Subsection 96(2.5) - Exempt interest

See Also

Central Supply Company (1972) Ltd. v. The Queen, 95 DTC 343 (TCC)

A partnership that had abandoned its unsuccessful drilling operations and, during the relevant period was carrying out various winding-up activities, was found to be actively carrying on a business for purposes of the test in 96(2.5).

Administrative Policy

21 June 1994 T.I. (C.T.O. "Non-Statutory At-Risk Rules")

As a result of the decision in The Queenv. Signum Communications Inc., 91 DTC 5360 (FCA), a partnership interest that qualifies as an exempt interest will not be subject to the restriction on the deductibility of losses to the partner stated in IT-138R, para. 20 (which no longer represents the Department's position).

9 May 1991 Memorandum (Tax Window, No. 3, p. 21, ¶1253)

The exemption may be applied to any partnership which was actively carrying on business prior to February 26, 1986 irrespective whether the business was carried on inside or outside Canada.

88 C.R. - "'At Risk'" - "Pre-February 26, 1986 Partnerships"
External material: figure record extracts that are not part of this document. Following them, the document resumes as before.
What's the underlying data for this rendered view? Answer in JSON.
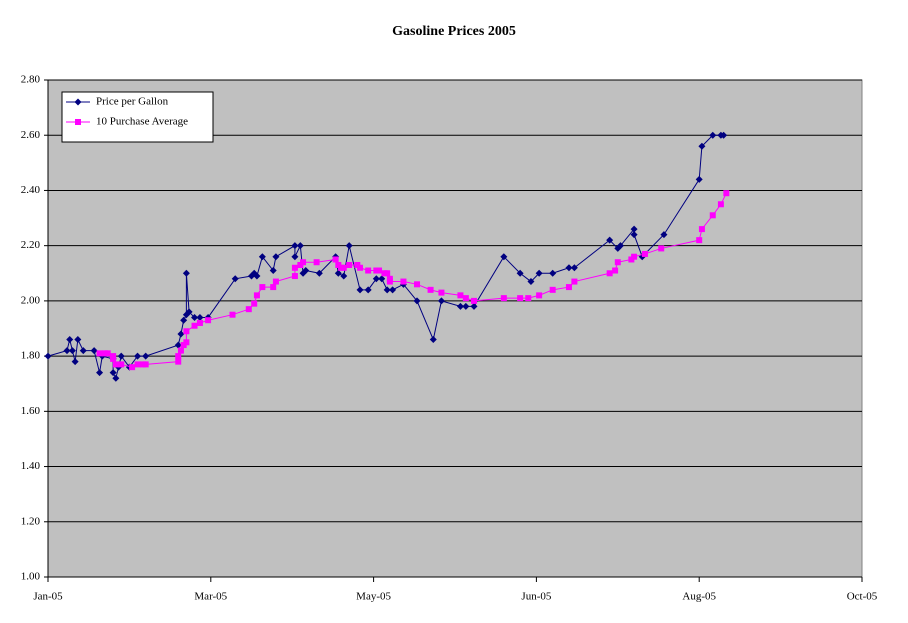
{
  "chart_data": {
    "type": "line",
    "title": "Gasoline Prices 2005",
    "xlim": [
      0,
      300
    ],
    "xticks": [
      {
        "value": 0,
        "label": "Jan-05"
      },
      {
        "value": 60,
        "label": "Mar-05"
      },
      {
        "value": 120,
        "label": "May-05"
      },
      {
        "value": 180,
        "label": "Jun-05"
      },
      {
        "value": 240,
        "label": "Aug-05"
      },
      {
        "value": 300,
        "label": "Oct-05"
      }
    ],
    "ylim": [
      1,
      2.8
    ],
    "yticks": [
      {
        "value": 1,
        "label": "1.00"
      },
      {
        "value": 1.2,
        "label": "1.20"
      },
      {
        "value": 1.4,
        "label": "1.40"
      },
      {
        "value": 1.6,
        "label": "1.60"
      },
      {
        "value": 1.8,
        "label": "1.80"
      },
      {
        "value": 2,
        "label": "2.00"
      },
      {
        "value": 2.2,
        "label": "2.20"
      },
      {
        "value": 2.4,
        "label": "2.40"
      },
      {
        "value": 2.6,
        "label": "2.60"
      },
      {
        "value": 2.8,
        "label": "2.80"
      }
    ],
    "grid": true,
    "legend": "upper-left",
    "background": "#c0c0c0",
    "series": [
      {
        "name": "Price per Gallon",
        "color": "#000080",
        "marker": "diamond",
        "x": [
          0,
          7,
          8,
          9,
          10,
          11,
          13,
          17,
          19,
          20,
          24,
          24,
          25,
          26,
          27,
          30,
          33,
          36,
          48,
          49,
          50,
          51,
          51,
          52,
          54,
          56,
          59,
          69,
          75,
          76,
          77,
          79,
          83,
          84,
          91,
          91,
          93,
          94,
          95,
          100,
          106,
          107,
          109,
          111,
          115,
          118,
          121,
          123,
          125,
          127,
          131,
          136,
          142,
          145,
          152,
          154,
          157,
          168,
          174,
          178,
          181,
          186,
          192,
          194,
          207,
          210,
          211,
          216,
          216,
          219,
          227,
          240,
          241,
          245,
          248,
          249
        ],
        "values": [
          1.8,
          1.82,
          1.86,
          1.82,
          1.78,
          1.86,
          1.82,
          1.82,
          1.74,
          1.8,
          1.79,
          1.74,
          1.72,
          1.76,
          1.8,
          1.76,
          1.8,
          1.8,
          1.84,
          1.88,
          1.93,
          1.95,
          2.1,
          1.96,
          1.94,
          1.94,
          1.94,
          2.08,
          2.09,
          2.1,
          2.09,
          2.16,
          2.11,
          2.16,
          2.2,
          2.16,
          2.2,
          2.1,
          2.11,
          2.1,
          2.16,
          2.1,
          2.09,
          2.2,
          2.04,
          2.04,
          2.08,
          2.08,
          2.04,
          2.04,
          2.06,
          2.0,
          1.86,
          2.0,
          1.98,
          1.98,
          1.98,
          2.16,
          2.1,
          2.07,
          2.1,
          2.1,
          2.12,
          2.12,
          2.22,
          2.19,
          2.2,
          2.26,
          2.24,
          2.16,
          2.24,
          2.44,
          2.56,
          2.6,
          2.6,
          2.6
        ]
      },
      {
        "name": "10 Purchase Average",
        "color": "#ff00ff",
        "marker": "square",
        "x": [
          19,
          21,
          22,
          24,
          24,
          25,
          27,
          31,
          33,
          35,
          36,
          48,
          48,
          49,
          50,
          51,
          51,
          54,
          56,
          59,
          68,
          74,
          76,
          77,
          79,
          83,
          84,
          91,
          91,
          93,
          94,
          99,
          106,
          107,
          108,
          109,
          111,
          114,
          115,
          118,
          121,
          122,
          124,
          125,
          126,
          126,
          131,
          136,
          141,
          145,
          152,
          154,
          157,
          168,
          174,
          177,
          181,
          186,
          192,
          194,
          207,
          209,
          210,
          215,
          216,
          220,
          226,
          240,
          241,
          245,
          248,
          250
        ],
        "values": [
          1.81,
          1.81,
          1.81,
          1.8,
          1.79,
          1.77,
          1.77,
          1.76,
          1.77,
          1.77,
          1.77,
          1.78,
          1.8,
          1.82,
          1.84,
          1.85,
          1.89,
          1.91,
          1.92,
          1.93,
          1.95,
          1.97,
          1.99,
          2.02,
          2.05,
          2.05,
          2.07,
          2.09,
          2.12,
          2.13,
          2.14,
          2.14,
          2.15,
          2.13,
          2.12,
          2.12,
          2.13,
          2.13,
          2.12,
          2.11,
          2.11,
          2.11,
          2.1,
          2.1,
          2.08,
          2.07,
          2.07,
          2.06,
          2.04,
          2.03,
          2.02,
          2.01,
          2.0,
          2.01,
          2.01,
          2.01,
          2.02,
          2.04,
          2.05,
          2.07,
          2.1,
          2.11,
          2.14,
          2.15,
          2.16,
          2.17,
          2.19,
          2.22,
          2.26,
          2.31,
          2.35,
          2.39
        ]
      }
    ]
  }
}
RC will continue to follow its position on the at-risk rules until the Signum Communications case is resolved.

87 C.R. - Q.7

A limited partner's share of partnership losses cannot exceed his equity in the partnership.

86 C.R. - Q.1

The non-statutory at-risk rules apply to exempt interests; no grandfathering opinions are given.

85 C.R. - Q.45

Definition of equity of a limited partner.

84 C.R. - Q.73

A limited partner's share of partnership losses cannot exceed his equity; and his equity generally is the amount that he contributed (or a determinable amount that is unconditional in its term and that is fully expected to be paid to acquire the interest) plus (without duplication) s. 53(1)(e) amounts, and minus s. 53(2)(c) amounts.

Subsection 96(3) - Agreement or election of partnership members

Cases

Schultz v. The Queen, 95 DTC 5657 (FCA)

An s. 39(4) election filed by one of the two taxpayers was not valid because she was found to be in partnership with her husband and, accordingly, she was required to comply with s. 96(3), which had not been done.

Subsection 96(6) - Penalty for late-filed election

Administrative Policy

7 February 1992 T.I. (Tax Window, No. 16, p. 20, ¶1740)

The penalty under s. 96(6)(b) is payable by each member of the former partnership rather than the partnership itself.